Nonetheless, tropical forests—most of them located in less developed nations—are falling the fastest. Why? The first reason (based on impact) the land is being cleared is so that native families can feed themselves. The second reason is commercial logging. The third reason is cattle ranching. Cattle can graze for about 6 to 10 years after trees have been cleared from a tropical forest before shrubs take over and make the area unsuitable for rangeland. Foreign companies own most of these cattle ranches, and the beef is often exported to fast-food restaurant chains in other countries. Thus the decisions we make about what to eat for lunch may indirectly influence the rate of tropical deforestation. Other reasons include mining and the development of hydroelectric dams.
Whatever the reason for tropical deforestation, soil fertility declines rapidly when these forests are cut. As a result, native people who depend on the soil for their living become poorer.
Overfishing. Overfishing is another practice that is lowering Earth's carrying capacity. Fishing has long provided humans with an abundant food supply, but now many fish populations are being depleted to such levels that some fish can no longer be caught in certain areas. Recent examples include Atlantic cod in New England and salmon in the northwestern United States. Worldwide, 70% of the fisheries are overexploited. The problem is that we have not given the fish enough time to replace their numbers at their reduced population size. As numbers of fish have dwindled, the human response has been to fish harder, using more boats and new techniques, including electronic searches. Some species, the Atlantic bluefin tuna for instance, may already be so overfished that they will become extinct. Overfishing is causing the loss of species and entire ecosystems, as well as a valuable food source.
Water shortage. Earth has been called the Water Planet because water is so plentiful here. Still, relatively little is available for human use because 97% of Earth's water is in the oceans. You might think that at least all the freshwater would be available, but much of it is tied up in ice or clouds, hidden in underground rivers, or otherwise inaccessible for immediate human use. Indeed, freshwater scarcity is an emerging crisis.
In most regions, however, the underlying cause of water shortage is too many people drawing from a limited supply. Humans use water from two main sources: surface water, such as rivers and lakes, and groundwater, which is water found under Earth's surface in porous layers of rock, such as sand or gravel. When too much surface water is used in an area, ecosystems are affected. As much as 30% of a river's flow can usually be removed without affecting the natural ecosystem. However, in some parts of the southwestern United States, as much as 70% of the surface water has been removed.
Human use of groundwater is also depleting the aquifers (porous layers of underground rock where groundwater is found). Water is added to aquifers by rainfall or melting snow that filters through the topsoil. In some areas, however, water is being removed from aquifers faster than it can be replenished. The Ogallala Aquifer underlies eight states in the Great Plains region of the United States. Much of the water pumped up from the Ogallala Aquifer is used for irrigation and has made this region some of the most productive farmland in the country. However, the water level in the aquifer is dropping by 6 feet a year. The water tables beneath the highly populated northeastern United States are also dwindling dangerously.
What would you do?
A proposed crude oil pipeline from the tar sand hills of western Canada is expected to deliver 700,000 barrels of oil a day. The pipeline crosses 254 miles of Nebraska. The oil spill in the Gulf of Mexico in 2010 has some people worried that the pipeline might leak and endanger the Ogallala Aquifer. If you or someone you love lived in the region that gets its water from this aquifer, would you favor or oppose this pipeline? What factors would you consider in making your decision?

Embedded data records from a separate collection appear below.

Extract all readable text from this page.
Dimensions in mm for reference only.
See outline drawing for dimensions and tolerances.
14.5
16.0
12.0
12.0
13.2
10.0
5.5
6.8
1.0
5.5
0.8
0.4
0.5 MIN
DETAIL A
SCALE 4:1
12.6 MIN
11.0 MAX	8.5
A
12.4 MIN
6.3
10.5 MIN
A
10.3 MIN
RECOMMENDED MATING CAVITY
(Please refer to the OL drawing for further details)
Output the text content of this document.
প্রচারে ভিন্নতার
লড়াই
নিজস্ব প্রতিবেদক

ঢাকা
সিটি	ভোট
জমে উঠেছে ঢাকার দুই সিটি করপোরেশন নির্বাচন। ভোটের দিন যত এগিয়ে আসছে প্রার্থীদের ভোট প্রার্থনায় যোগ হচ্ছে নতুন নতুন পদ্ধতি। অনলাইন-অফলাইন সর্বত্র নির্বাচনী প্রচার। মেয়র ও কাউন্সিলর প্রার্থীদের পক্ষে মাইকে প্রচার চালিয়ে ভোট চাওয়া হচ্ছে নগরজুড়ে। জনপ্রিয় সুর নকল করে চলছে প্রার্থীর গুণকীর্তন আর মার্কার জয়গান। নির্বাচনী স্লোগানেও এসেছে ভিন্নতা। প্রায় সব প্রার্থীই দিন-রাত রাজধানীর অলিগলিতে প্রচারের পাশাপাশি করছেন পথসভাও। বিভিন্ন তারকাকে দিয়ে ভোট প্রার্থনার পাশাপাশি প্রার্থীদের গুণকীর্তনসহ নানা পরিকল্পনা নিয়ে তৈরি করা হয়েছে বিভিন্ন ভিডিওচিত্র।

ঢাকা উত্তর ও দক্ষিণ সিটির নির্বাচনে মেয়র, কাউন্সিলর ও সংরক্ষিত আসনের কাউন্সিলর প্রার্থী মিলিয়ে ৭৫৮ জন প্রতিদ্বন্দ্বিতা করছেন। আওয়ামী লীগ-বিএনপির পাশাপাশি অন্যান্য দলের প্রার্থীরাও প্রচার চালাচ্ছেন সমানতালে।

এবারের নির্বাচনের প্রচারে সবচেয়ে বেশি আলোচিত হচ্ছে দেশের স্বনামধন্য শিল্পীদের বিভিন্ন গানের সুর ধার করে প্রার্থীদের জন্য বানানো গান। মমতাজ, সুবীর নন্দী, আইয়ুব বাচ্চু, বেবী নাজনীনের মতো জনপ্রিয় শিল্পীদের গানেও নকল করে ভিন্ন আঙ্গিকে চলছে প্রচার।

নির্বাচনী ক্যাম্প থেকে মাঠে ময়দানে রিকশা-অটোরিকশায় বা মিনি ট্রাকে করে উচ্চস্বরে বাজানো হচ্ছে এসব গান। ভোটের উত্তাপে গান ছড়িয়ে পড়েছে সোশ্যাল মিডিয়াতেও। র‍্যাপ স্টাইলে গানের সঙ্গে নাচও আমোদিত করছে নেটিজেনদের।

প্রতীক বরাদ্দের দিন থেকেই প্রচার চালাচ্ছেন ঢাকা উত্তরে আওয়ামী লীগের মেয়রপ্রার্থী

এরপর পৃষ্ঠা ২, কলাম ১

In some places drought, or lack of rain, has compounded the problem of water scarcity caused by the growing human population. A drought has affected the western United States for more than a decade. In some regions, farming and ranching have been severely affected. For example, some ranchers in the West have sold off parts of their herds because there is no grass to feed them. Drought also increases the risk of wildfires that kill plants, wildlife, and humans as well as destroy property. (Climate change, discussed later in the chapter, can also be blamed for the increased numbers of wildfires in recent years—and for the extended average fire season in the western United States, which is now 2 months longer than it was in 1970.)

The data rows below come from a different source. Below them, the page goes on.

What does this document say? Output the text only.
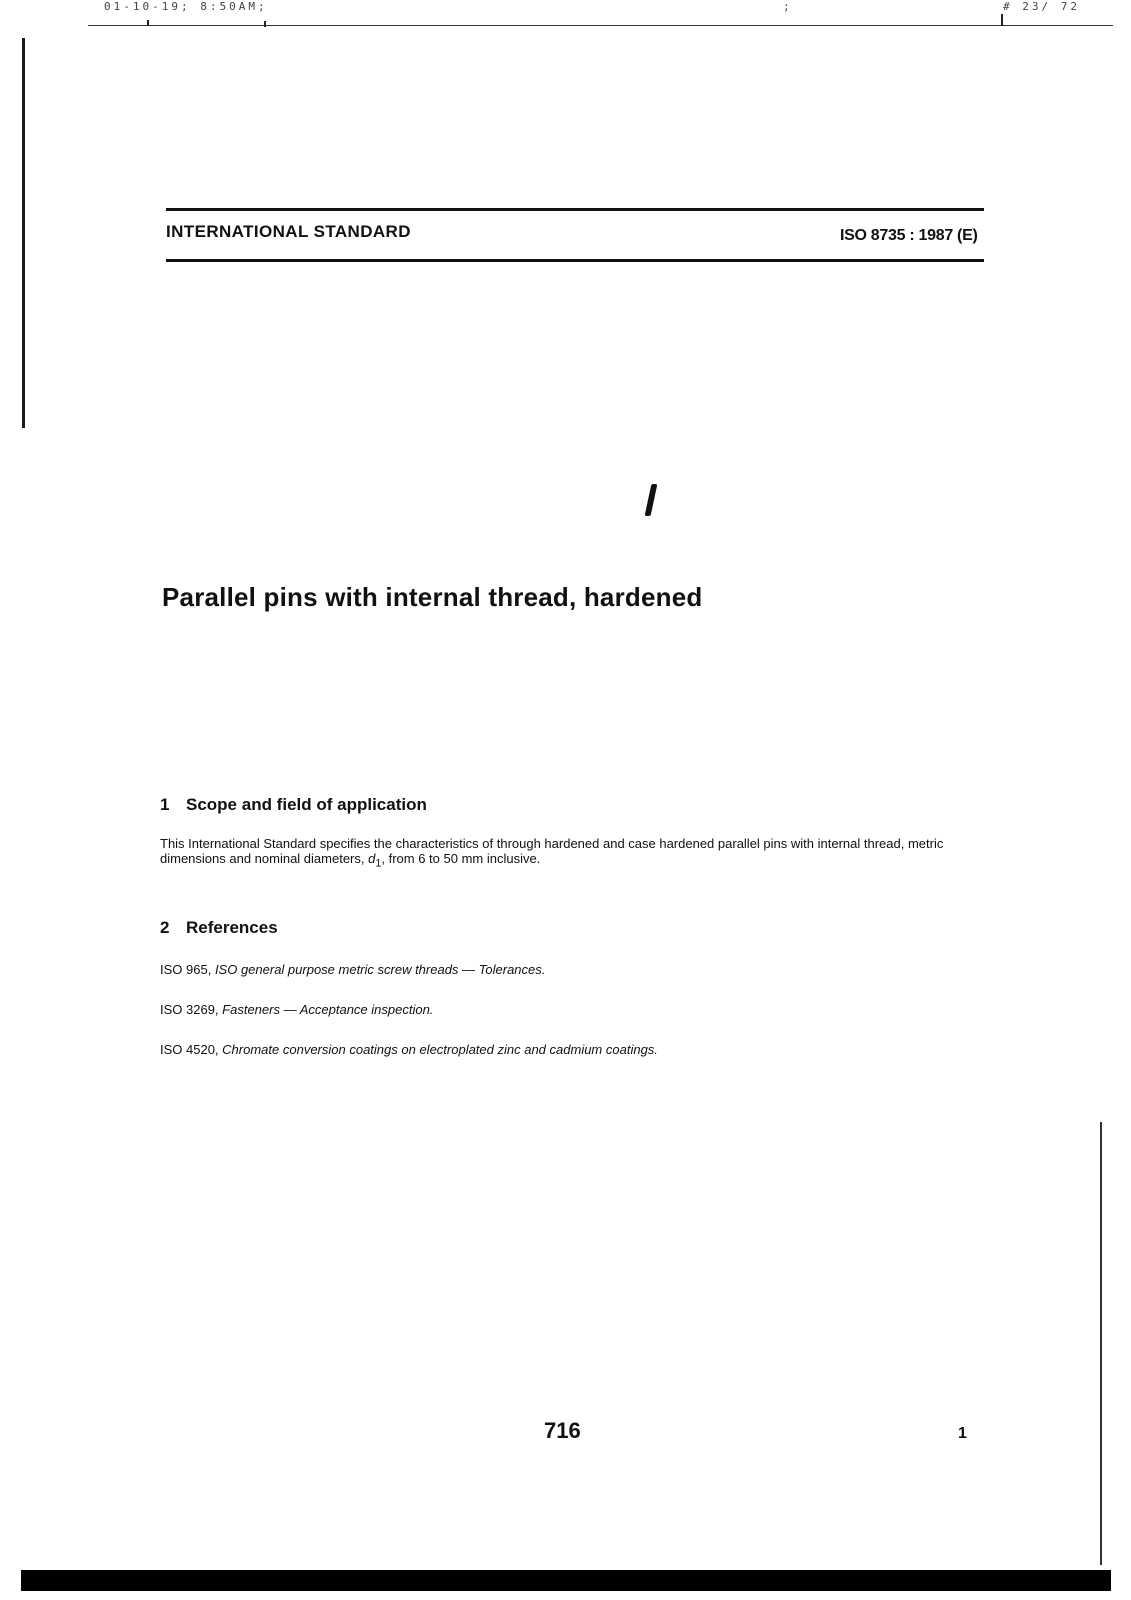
01-10-19; 8:50AM;	;	# 23/ 72
INTERNATIONAL STANDARD	ISO 8735 : 1987 (E)
Parallel pins with internal thread, hardened
1 Scope and field of application
This International Standard specifies the characteristics of through hardened and case hardened parallel pins with internal thread, metric dimensions and nominal diameters, $d_1$, from 6 to 50 mm inclusive.
2 References
ISO 965, ISO general purpose metric screw threads — Tolerances.
ISO 3269, Fasteners — Acceptance inspection.
ISO 4520, Chromate conversion coatings on electroplated zinc and cadmium coatings.
716	1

A water footprint is an indicator of direct and indirect water use by a person, locality, or nation. Direct use refers to water use at home; indirect use refers to water used to produce goods and services. Since not all goods used in a country are produced there, a nation's water footprint includes the water needed to produce that product inside and outside that country's border. North Americans have an exceptionally large water footprint. The global average yearly use of water per person is 1240 cubic meters. In the United States, each person uses about 2500 cubic meters of water a year; in China, each person uses about 700 cubic meters of water a year.
These numbers are shocking, and you might be tempted to claim that you certainly do not use that much water. In one sense, you would be right. Personal use accounts for only a small percentage of total U.S. water use. Most of the water is used in agriculture. To feed its growing human population, our country increasingly relies on irrigation to make arid areas fruitful. The rest of the water is used primarily in industry for steam generation or the cooling of power plants.
Irrigation has pros and cons. It allows crops to grow in areas that would otherwise be barren. But it can also, in the long run, make the land unfit for agriculture. Irrigation water contains dissolved minerals. Whereas runoff from natural rainfall would carry these salts away, irrigation water soaks into the soil. Then, when the water evaporates from the soil, the salts are left behind. The resulting accumulation of salts in the soil is called salinization. Worldwide, salinization destroys the fertility of 5000 km2 (1930 mi2) of irrigated land each year.
Stop and think
Conservationists sometimes buy wetlands, hoping to preserve the habitats of endangered plants and wildlife. Despite this conservation strategy, the wetlands sometimes dry up. Why is it also important to buy the rights to the water that feeds the wetland?
What steps can be taken to reduce water shortages?
1. Reduce water use. Each of us could help by individual efforts. However, because most water is used in agriculture, the biggest benefit would come from improved irrigation methods. Between 1950 and 1980, for example, Israel reduced its water wastage from 83% to a mere 5%, primarily by changing from spray irrigation to drip irrigation. In contrast, more than half the water diverted for irrigation in California's Imperial Valley is wasted due to poorly designed irrigation systems.
2. Raise the price of water. The cost of water in the United States is substantially below its cost in European countries. Experience has shown that the consumer's interest in conserving water is directly related to its cost. Clearly, economic and legal incentives for conserving water are needed. Some experts suggest that water will be the most precious commodity in the twenty-first century, as oil was in the twentieth century.
Another way we lower Earth's carrying capacity is by polluting resources, making the resource unfit for human use or damaging the environment in other ways.
Water pollution. Factories, refineries, and waste treatment plants release fluids of varying quality directly into our water supplies. Several contaminants responsible for surface water pollution are discussed in Chapter 23. For example, mercury and PCBs in water are examined as materials that become concentrated in organisms as these chemicals are passed up the food chain. We also considered how fertilizer runoff can lead to an overgrowth of algae and plants in bodies of water, which can deplete the oxygen content of the water so much that it no longer supports life. Although oil spills from oil rigs or tankers have become less common since the passage of the U.S. Oil Pollution Act of 1990, they can still occur with devastating consequences (see the Environmental Issue essay, The Deepwater Horizon Oil Spill.)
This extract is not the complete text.